VTE is more prevalent in pregnancy than in age‑matched nonpregnant women, primarily due to hormonal influences on coagulation, fibrinolysis, venous stasis, and vessel wall changes. Clinical manifestations can be nonspecific, necessitating an objective diagnostic workup. Diagnostic pathways mirror those in nonpregnant populations but should be adapted to account for physiological and anatomical changes in pregnancy.
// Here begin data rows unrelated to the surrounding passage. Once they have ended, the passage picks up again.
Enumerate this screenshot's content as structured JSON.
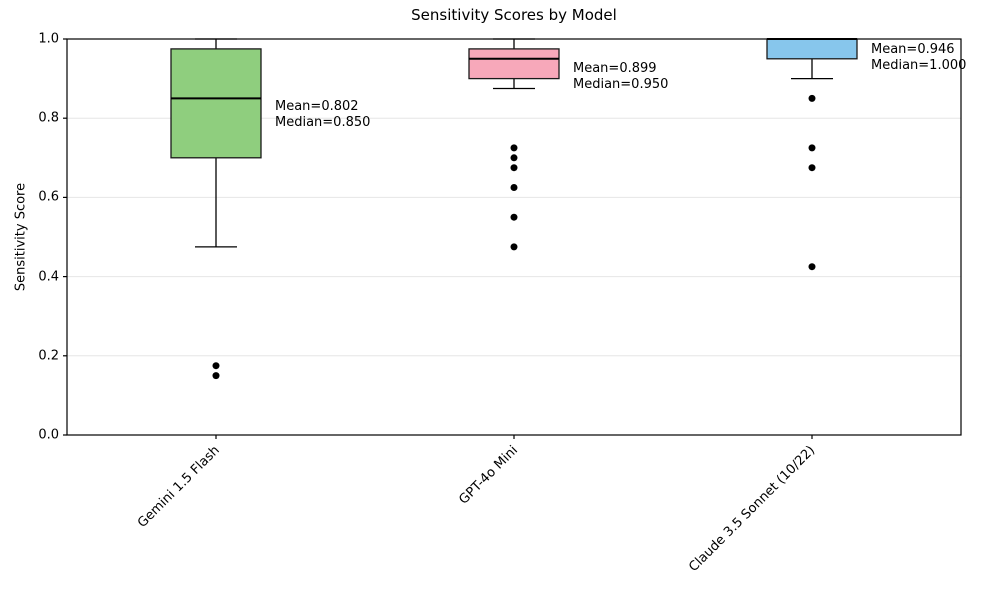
{
  "chart_data": {
    "type": "box",
    "title": "Sensitivity Scores by Model",
    "xlabel": "",
    "ylabel": "Sensitivity Score",
    "ylim": [
      0.0,
      1.0
    ],
    "yticks": [
      0.0,
      0.2,
      0.4,
      0.6,
      0.8,
      1.0
    ],
    "grid": "horizontal-light",
    "legend": "none",
    "categories": [
      "Gemini 1.5 Flash",
      "GPT-4o Mini",
      "Claude 3.5 Sonnet (10/22)"
    ],
    "series": [
      {
        "name": "Gemini 1.5 Flash",
        "box_color": "#8fce7e",
        "q1": 0.7,
        "median": 0.85,
        "q3": 0.975,
        "whisker_low": 0.475,
        "whisker_high": 1.0,
        "outliers": [
          0.175,
          0.15
        ],
        "mean": 0.802,
        "annotation_lines": [
          "Mean=0.802",
          "Median=0.850"
        ]
      },
      {
        "name": "GPT-4o Mini",
        "box_color": "#f7a8ba",
        "q1": 0.9,
        "median": 0.95,
        "q3": 0.975,
        "whisker_low": 0.875,
        "whisker_high": 1.0,
        "outliers": [
          0.725,
          0.7,
          0.675,
          0.625,
          0.55,
          0.475
        ],
        "mean": 0.899,
        "annotation_lines": [
          "Mean=0.899",
          "Median=0.950"
        ]
      },
      {
        "name": "Claude 3.5 Sonnet (10/22)",
        "box_color": "#87c6ec",
        "q1": 0.95,
        "median": 1.0,
        "q3": 1.0,
        "whisker_low": 0.9,
        "whisker_high": 1.0,
        "outliers": [
          0.85,
          0.725,
          0.675,
          0.425
        ],
        "mean": 0.946,
        "annotation_lines": [
          "Mean=0.946",
          "Median=1.000"
        ]
      }
    ],
    "colors": {
      "box_edge": "#1a1a1a",
      "median_line": "#000000",
      "whisker": "#000000",
      "outlier_dot": "#000000",
      "gridline": "#e6e6e6",
      "axes_frame": "#000000",
      "text": "#000000"
    }
  }
}
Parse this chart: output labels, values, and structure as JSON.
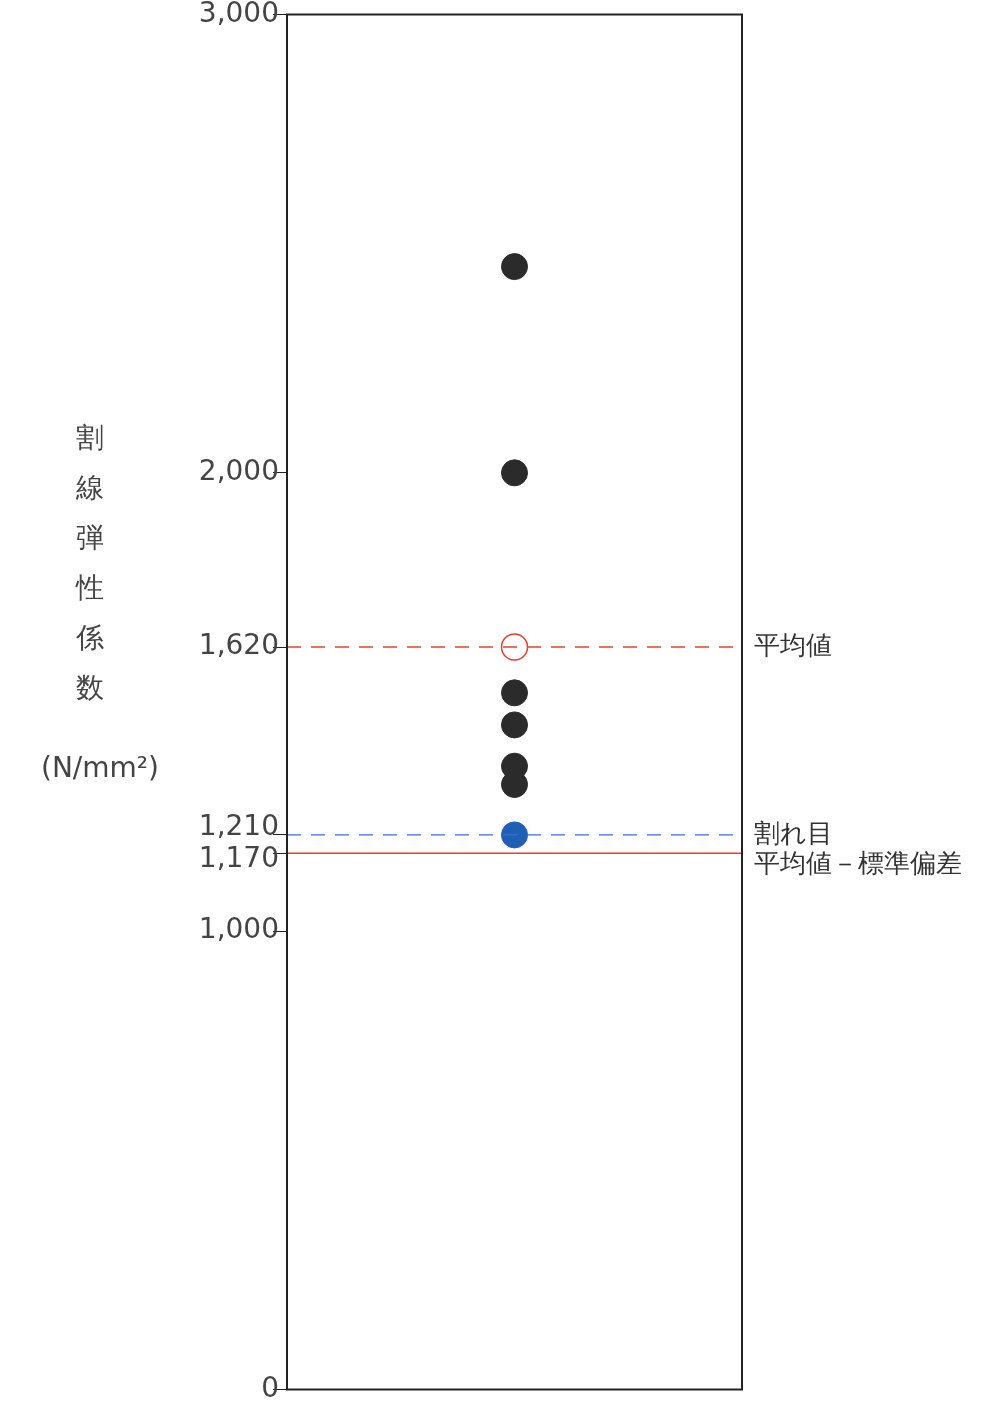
{
  "chart_data": {
    "type": "scatter",
    "ylabel": "割線弾性係数 (N/mm²)",
    "categories": [
      null
    ],
    "series": [
      {
        "color": "#2b2b2b",
        "values": [
          2450
        ]
      },
      {
        "color": "#2b2b2b",
        "values": [
          2000
        ]
      },
      {
        "color": "#2b2b2b",
        "values": [
          1520
        ]
      },
      {
        "color": "#2b2b2b",
        "values": [
          1450
        ]
      },
      {
        "color": "#2b2b2b",
        "values": [
          1360
        ]
      },
      {
        "color": "#2b2b2b",
        "values": [
          1320
        ]
      },
      {
        "color": "#1f5fb4",
        "values": [
          1210
        ]
      },
      {
        "color": "#e8402a",
        "values": [
          1620
        ]
      }
    ],
    "ylim": [
      0,
      3000
    ],
    "yticks": [
      0,
      {
        "value": 1000,
        "label": "1,000"
      },
      {
        "value": 1170,
        "label": "1,170"
      },
      {
        "value": 1210,
        "label": "1,210"
      },
      {
        "value": 1620,
        "label": "1,620"
      },
      {
        "value": 2000,
        "label": "2,000"
      },
      {
        "value": 3000,
        "label": "3,000"
      }
    ],
    "ref_lines": [
      {
        "axis": "y",
        "value": 1620,
        "label": "平均値",
        "color": "#e8402a",
        "line_style": "dashed"
      },
      {
        "axis": "y",
        "value": 1210,
        "label": "割れ目",
        "color": "#3a6fd0",
        "line_style": "dashed"
      },
      {
        "axis": "y",
        "value": 1170,
        "label": "平均値－標準偏差",
        "color": "#e8402a",
        "line_style": "solid"
      }
    ],
    "tick_labels": "y",
    "grid": false,
    "legend": false,
    "marker": "circle"
  }
}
Heparins, particularly LMWH, form the cornerstone of the treatment, as oral agents are contraindicated. Treatment of VTE during pregnancy, around the delivery, and postpartum is described. Anticoagulation should be continued for the duration of pregnancy and at least 6 weeks postpartum. Some patients need only prophylactic treatment, usually with low‑dose LMWH during pregnancy and 6 weeks postpartum, and some need prophylaxis only postpartum. There are a lot of indications for prophylaxis, but there are also differences in existing guideline recommendations, because the evidence for prophylaxis is weak. VTE treatment and prophylaxis during pregnancy pose a challenge, and due to its complexity, a multidisciplinary team should be involved.

Acknowledgments: None.
Funding: None.
Conflict of interests: None declared.
AI statement: Artificial intelligence was not used in the preparation of this manuscript.